I scrambled out of bed and followed her into the kitchen. The clock on the stove said it was midnight. Lyosha’s mom set the chicken down on the counter and herself down at the small dinette table. She picked up a newspaper and began flipping through it. I turned to the chicken. The only parts of a chicken I’d had experience with were the tenders parts and the nuggets area. I had never seen a chicken with so much stuff still stuck on it. If I could somehow split it in two, I decided, I could sauté or something the two breast halves. Behind me, the newspaper rattled. Lyosha’s mom was sitting there, waiting. I had to do something. The knife Lyosha’s mom had held lay next to the chicken. I picked it up and poked the chicken in the chest. The blade sunk half an inch and then hit bone.
“Get up,” she said in a flat voice that scared me. “Get up right now and cook this chicken.”
“I’m sorry,” I thought as I poked it again just a little harder and in a different place. I stabbed the chicken again, harder this time. I tried to tell myself as I continued stabbing that this was a necessary part of the preparation. Tenderizing. But as my frustration and anxiety grew so did the arc of my arm until finally I was not just stabbing the carcass in front of me, but murdering it all over again. I saw myself holding the knife handle in my fist, wild-haired and sweaty, thinking nothing, blindly plunging the blade into the naked chicken as it shielded itself behind the shower curtain. No, wait. Get a hold of yourself.

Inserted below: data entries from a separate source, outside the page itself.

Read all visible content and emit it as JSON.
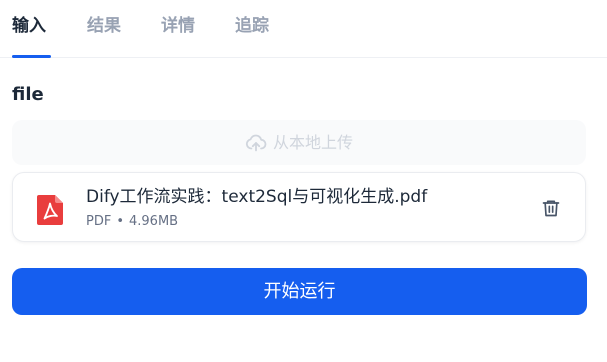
{
  "tabs": [
    {
      "label": "输入",
      "active": true
    },
    {
      "label": "结果",
      "active": false
    },
    {
      "label": "详情",
      "active": false
    },
    {
      "label": "追踪",
      "active": false
    }
  ],
  "input": {
    "field_label": "file",
    "upload_label": "从本地上传",
    "upload_icon": "cloud-upload-icon"
  },
  "file": {
    "name": "Dify工作流实践：text2Sql与可视化生成.pdf",
    "type": "PDF",
    "separator": "•",
    "size": "4.96MB",
    "icon": "pdf-file-icon",
    "delete_icon": "trash-icon"
  },
  "actions": {
    "run_label": "开始运行"
  },
  "colors": {
    "accent": "#155eef",
    "pdf_red": "#e93d3d",
    "text_primary": "#1d2939",
    "text_muted": "#98a2b3"
  }
}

The knife wasn’t working; the chicken was still intact. “I’ll just rip it apart with my hands!” I decided. I grabbed the chicken by the clavicle and pulled as hard as I could. The tiny bones at the top of the breast splintered, but the bird stayed in one piece. I threw the chicken back down on the counter and then grabbed it up again like a football, sinking my fingers into its flesh, pulling and twisting and pushing. I was getting scared, desperate. This was taking too long, and involved audible grunting noises. I knew that soon Lyosha’s mom would look up from her newspaper and see me wrestling with this chicken. When this happened, she would punish me. She’d hang the bird around my neck and make me sit outside where the neighbors could see me, a chicken stockade. I had to get this done, right now.

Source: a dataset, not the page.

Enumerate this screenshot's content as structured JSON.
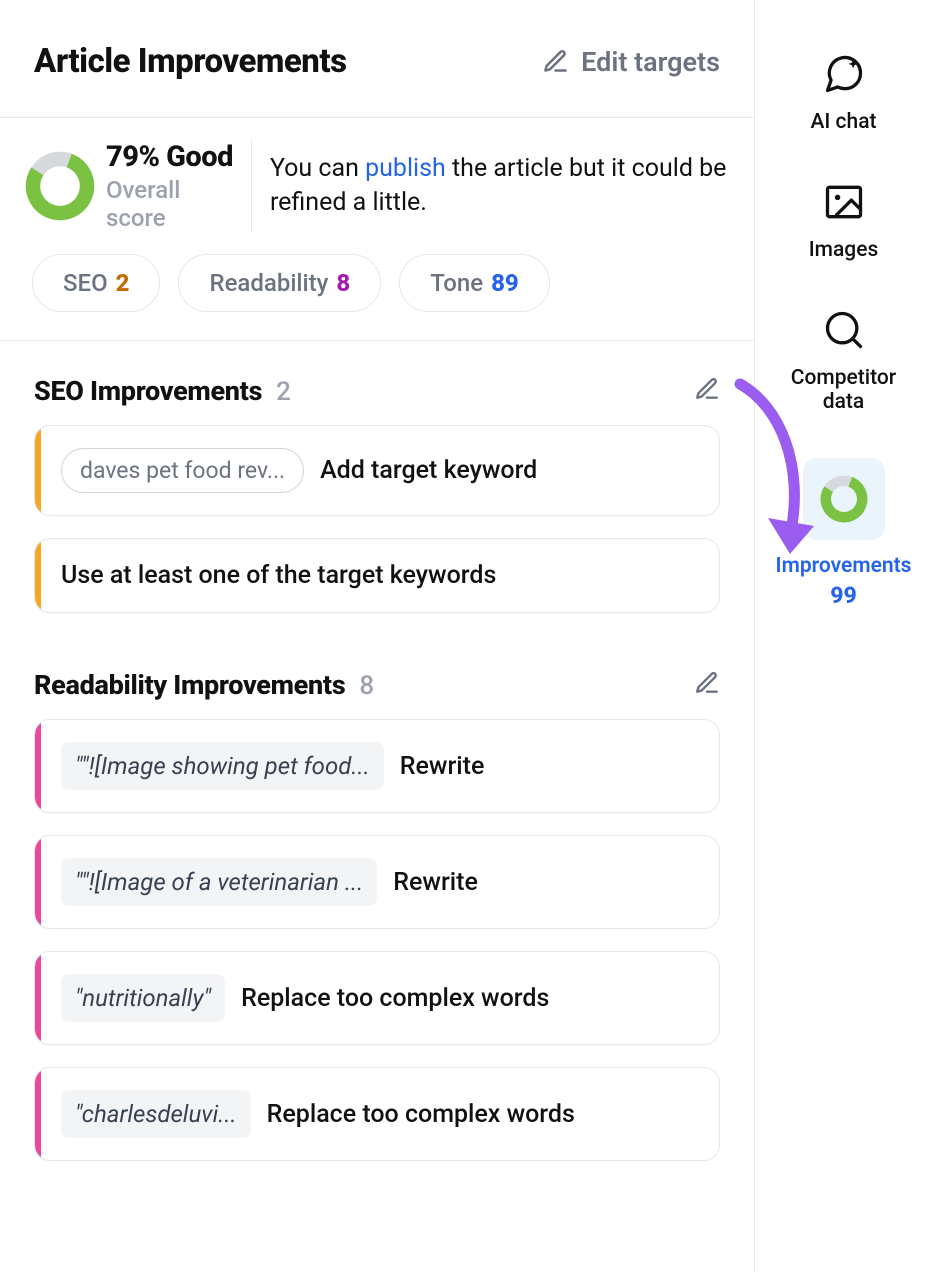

I looked around the kitchen for something I could use as a cudgel. A rolling pin? A cast-iron skillet? Ah, there it is: a Pepsi bottle! I grabbed the glass bottle and whammed the chicken with it as hard as I could. Dimly I was aware that I had lost all reason and had given up trying to prepare this chicken and was now just assaulting it, but I couldn’t stop. The thick bottom of the Pepsi bottle thudded against the bird’s flesh and I was panting as I raised the bottle and brought it down again, up and down, over and over.
There was a sharp rustle of newspaper as Lyosha’s mother leaped up from the table and ran up behind me. “What are you doing? What are you doing?”
“Bones!” I yelled, bringing the bottle down, “This chicken has bones!”
“Yes!” said Lyosha’s mother, who was visibly frightened, “Chickens have bones!”
“Not in America,” I said. “American chickens don’t have bones.”
Finally, hours after I started, I had scraped together a stringy pile of meat big enough to feed a very small child. I sautéed the scraps with sour cream and paprika, hoping the sauce would cover the evidence of my crime. Lyosha’s mother surveyed my creation and nodded.
“Ladno,” she said, “You may go to bed now.”
I tottered off to my room and lay on top of the bed, afraid of what would happen if I let myself sleep.